Tidak ada kata-kata yang terucap, tetapi pemahaman mengalir di antara mereka. Jiwa Celine memancarkan perasaan damai, kelegaan, dan keikhlasan. Perjalanannya telah usai. Sedangkan jiwa Isabella meraung tanpa suara, memancarkan gelombang cinta ibu yang begitu dahsyat, sebuah permohonan yang ditujukan pada semesta itu sendiri. Permohonan untuk kembali.
Cahaya perak Celine berkedip lembut, seolah mengangguk. Ia mendekat, lalu menyatu dengan cahaya keemasan Isabella.

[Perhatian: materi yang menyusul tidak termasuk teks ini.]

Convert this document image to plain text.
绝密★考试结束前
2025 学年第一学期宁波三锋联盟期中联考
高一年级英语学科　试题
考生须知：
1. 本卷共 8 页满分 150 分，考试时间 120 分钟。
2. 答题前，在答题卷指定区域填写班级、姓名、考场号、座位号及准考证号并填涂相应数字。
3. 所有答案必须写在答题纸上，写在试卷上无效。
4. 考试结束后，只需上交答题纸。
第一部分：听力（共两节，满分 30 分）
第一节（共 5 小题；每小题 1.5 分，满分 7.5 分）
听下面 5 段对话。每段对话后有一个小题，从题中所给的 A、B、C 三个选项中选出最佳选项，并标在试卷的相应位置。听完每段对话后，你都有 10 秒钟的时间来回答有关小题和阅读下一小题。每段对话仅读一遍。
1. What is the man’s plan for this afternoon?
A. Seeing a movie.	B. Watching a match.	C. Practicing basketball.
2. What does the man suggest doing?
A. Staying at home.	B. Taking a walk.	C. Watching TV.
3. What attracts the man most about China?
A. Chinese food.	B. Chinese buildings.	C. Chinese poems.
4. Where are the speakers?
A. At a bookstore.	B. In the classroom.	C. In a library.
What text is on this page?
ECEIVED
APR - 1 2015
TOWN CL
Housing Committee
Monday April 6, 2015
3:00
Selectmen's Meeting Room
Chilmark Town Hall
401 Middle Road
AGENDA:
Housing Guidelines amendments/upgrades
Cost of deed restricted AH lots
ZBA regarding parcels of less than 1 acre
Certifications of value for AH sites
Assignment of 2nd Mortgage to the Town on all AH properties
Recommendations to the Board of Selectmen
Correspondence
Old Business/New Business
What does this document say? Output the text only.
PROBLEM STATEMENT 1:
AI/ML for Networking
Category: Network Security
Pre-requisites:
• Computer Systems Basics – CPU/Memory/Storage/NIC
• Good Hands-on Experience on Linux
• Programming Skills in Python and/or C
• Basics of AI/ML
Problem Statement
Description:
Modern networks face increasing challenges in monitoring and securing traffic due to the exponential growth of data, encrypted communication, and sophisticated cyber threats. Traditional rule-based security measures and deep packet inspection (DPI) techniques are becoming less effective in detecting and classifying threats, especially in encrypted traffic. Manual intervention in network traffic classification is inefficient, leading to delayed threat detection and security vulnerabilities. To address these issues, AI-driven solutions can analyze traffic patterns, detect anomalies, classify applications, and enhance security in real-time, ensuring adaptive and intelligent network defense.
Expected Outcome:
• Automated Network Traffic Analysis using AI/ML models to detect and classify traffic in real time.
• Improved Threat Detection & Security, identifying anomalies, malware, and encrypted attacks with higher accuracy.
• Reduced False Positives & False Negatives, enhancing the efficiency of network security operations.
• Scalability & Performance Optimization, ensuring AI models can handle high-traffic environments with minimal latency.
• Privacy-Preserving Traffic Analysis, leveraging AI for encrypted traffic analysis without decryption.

Bukan sebuah pengambilalihan, melainkan sebuah pemberian. Sebuah warisan. Jiwa yang lelah memberikan jalannya pada jiwa yang memiliki alasan terkuat untuk terus berjuang.
Bau antiseptik.
Itulah hal pertama yang menyambutnya. Dengan susah payah, Isabella membuka matanya. Langit-langit putih dengan retakan. Ia mencoba menggerakkan tangannya dan melihat jemari kurus yang bukan miliknya. Kepanikan mulai menjalari dirinya. Ia memaksa tubuh yang terasa ringkih ini untuk bangkit dan berjalan tertatih ke kamar mandi.
Ia mengangkat kepala dan menatap cermin.
Jeritan tertahan di tenggorokannya. Wajah orang asing balas menatapnya. Wajah seorang wanita muda yang tampak lelah namun baik hati. Wajah Celine Severe.
Ia mencengkeram tepi wastafel, napasnya tersengal. Ingatan akan kecelakaan itu... kematian... lalu keajaiban yang tak bisa dijelaskan ini...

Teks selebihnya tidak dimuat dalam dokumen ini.